С другой стороны, бывали случаи, когда юмор задумывался специально, но не достигал цели. Мы уже вспоминали пример розыгрыша «Окаменелый человек», который восприняли всерьез; однако буффонада «Бойня в Эмпайр-Сити» была принята за чистую монету настолько, что ее автор даже сам на какое-то время занервничал. Сегодня в Вирджиния-Сити ее помнят как главный эпизод комстокской карьеры Марка Твена.

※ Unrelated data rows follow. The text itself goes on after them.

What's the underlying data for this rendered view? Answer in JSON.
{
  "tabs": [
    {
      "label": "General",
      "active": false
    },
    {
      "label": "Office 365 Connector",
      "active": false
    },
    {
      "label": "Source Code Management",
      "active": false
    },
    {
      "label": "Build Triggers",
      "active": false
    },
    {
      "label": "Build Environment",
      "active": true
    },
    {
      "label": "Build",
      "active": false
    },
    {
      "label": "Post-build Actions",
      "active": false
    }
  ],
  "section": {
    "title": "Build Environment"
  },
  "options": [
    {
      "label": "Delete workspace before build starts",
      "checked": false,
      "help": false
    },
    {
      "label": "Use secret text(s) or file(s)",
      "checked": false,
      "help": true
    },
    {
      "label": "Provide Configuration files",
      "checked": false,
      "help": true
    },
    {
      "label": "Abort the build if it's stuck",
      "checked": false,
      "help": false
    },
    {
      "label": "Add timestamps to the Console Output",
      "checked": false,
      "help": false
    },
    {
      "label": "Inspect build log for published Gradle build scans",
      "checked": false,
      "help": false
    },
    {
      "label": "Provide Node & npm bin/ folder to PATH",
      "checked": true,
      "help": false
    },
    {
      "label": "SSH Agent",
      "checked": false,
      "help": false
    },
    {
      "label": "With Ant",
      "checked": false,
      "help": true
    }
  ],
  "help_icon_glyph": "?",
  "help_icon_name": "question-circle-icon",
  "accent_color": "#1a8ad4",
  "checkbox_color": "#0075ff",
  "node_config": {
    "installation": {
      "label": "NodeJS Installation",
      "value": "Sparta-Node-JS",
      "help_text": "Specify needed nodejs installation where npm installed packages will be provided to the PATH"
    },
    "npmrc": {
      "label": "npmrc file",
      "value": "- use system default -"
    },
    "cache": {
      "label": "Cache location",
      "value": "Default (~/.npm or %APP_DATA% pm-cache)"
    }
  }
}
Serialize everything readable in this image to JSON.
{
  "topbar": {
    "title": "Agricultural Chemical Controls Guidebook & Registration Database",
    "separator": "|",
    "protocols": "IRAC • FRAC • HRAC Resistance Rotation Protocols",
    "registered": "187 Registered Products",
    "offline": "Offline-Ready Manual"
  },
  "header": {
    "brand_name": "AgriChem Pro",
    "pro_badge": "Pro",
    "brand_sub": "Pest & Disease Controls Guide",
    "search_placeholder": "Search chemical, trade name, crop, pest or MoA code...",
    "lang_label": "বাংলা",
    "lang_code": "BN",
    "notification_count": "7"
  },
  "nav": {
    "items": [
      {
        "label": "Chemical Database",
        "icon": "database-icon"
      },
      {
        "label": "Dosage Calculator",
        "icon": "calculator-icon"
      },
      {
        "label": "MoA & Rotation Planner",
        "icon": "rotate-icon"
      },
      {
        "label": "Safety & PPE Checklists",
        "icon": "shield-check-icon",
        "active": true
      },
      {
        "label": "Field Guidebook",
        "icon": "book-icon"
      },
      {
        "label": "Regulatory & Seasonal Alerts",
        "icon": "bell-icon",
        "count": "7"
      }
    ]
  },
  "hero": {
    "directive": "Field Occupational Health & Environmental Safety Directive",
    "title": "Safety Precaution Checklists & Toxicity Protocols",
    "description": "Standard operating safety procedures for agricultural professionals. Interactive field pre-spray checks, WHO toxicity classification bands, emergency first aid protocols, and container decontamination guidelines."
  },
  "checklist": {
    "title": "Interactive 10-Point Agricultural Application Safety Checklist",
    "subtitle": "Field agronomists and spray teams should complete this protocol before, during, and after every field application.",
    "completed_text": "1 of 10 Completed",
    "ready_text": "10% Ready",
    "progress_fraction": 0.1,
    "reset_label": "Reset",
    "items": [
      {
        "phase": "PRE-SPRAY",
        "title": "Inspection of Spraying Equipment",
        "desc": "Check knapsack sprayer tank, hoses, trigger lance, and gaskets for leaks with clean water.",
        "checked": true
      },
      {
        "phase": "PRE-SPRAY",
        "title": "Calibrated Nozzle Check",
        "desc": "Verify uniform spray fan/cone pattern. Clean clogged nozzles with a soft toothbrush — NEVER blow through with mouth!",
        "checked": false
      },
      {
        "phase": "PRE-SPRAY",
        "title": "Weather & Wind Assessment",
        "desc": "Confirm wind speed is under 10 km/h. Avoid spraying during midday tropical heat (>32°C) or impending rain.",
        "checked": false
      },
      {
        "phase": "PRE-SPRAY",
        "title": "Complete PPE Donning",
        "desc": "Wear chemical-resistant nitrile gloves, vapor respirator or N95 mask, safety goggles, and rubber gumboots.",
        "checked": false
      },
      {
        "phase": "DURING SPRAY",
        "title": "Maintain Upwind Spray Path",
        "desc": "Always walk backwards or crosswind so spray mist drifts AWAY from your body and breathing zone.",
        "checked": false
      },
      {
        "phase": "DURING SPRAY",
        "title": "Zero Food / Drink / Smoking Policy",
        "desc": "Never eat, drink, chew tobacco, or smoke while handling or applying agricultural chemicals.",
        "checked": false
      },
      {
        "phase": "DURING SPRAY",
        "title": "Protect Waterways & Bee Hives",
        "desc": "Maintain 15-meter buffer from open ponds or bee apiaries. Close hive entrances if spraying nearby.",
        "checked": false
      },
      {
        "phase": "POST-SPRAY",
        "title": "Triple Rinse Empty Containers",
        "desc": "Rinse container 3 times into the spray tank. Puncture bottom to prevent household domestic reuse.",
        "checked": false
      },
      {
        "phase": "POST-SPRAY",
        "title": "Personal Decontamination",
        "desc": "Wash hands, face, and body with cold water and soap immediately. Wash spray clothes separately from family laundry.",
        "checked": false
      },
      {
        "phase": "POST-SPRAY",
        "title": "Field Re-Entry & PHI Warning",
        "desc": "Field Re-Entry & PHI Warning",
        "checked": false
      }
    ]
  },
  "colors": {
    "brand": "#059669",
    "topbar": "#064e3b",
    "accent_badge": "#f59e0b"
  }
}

У этой литературной бомбы на самом деле было две цели: одна из них — наказать «San Francisco Bulletin» за постоянные нападки на интересы Уошо; другая же, хотя и сугубо побочная, заключалась в том, чтобы привлечь неприятное внимание к определенному карсонскому салуну «Магнолия», который, как предполагалось, торговал виски сорта «сорок футов наповал» — то есть спиртным, гарантированно убивающим на таком расстоянии. Именно «Bulletin» следовало выставить в особенно смешном свете. Эта газета вела себя крайне неприятно в отношении системы «раскрутки дивидендов» некоторых комстокских рудников, одновременно обращая недобросовестное внимание на более безопасные инвестиции в калифорнийские акции. Сэмюэл Клеменс, владевший «половиной чемодана» акций Комстока, выработал отвращение к калифорнийским вещам вообще: в письме того времени он говорит:

«Как же я ненавижу все, что выглядит, или имеет вкус, или пахнет как Калифорния!» С присущей ему переменчивостью натуры менее чем год спустя он уже восхвалял Калифорнию, но на тот момент не видел ничего хорошего в этом Назарете. К его величайшему удовольствию, одна из ведущих калифорнийских корпораций, «Spring Valley Water Company», «нарисовала» дивиденды по собственным акциям как раз в это время, что привело к краху ряда простодушных инвесторов, оказавшихся не на той стороне последовавшего обвала. Это предоставило заманчивую возможность для реванша. С согласия Гудмана он подготовил для калифорнийских газет и «Bulletin» в особенности наказание, которое, как он решил, будет достаточно суровым. Он полагал, что газеты того штата забыли его прежние выходки, и результат показал, что он не ошибся.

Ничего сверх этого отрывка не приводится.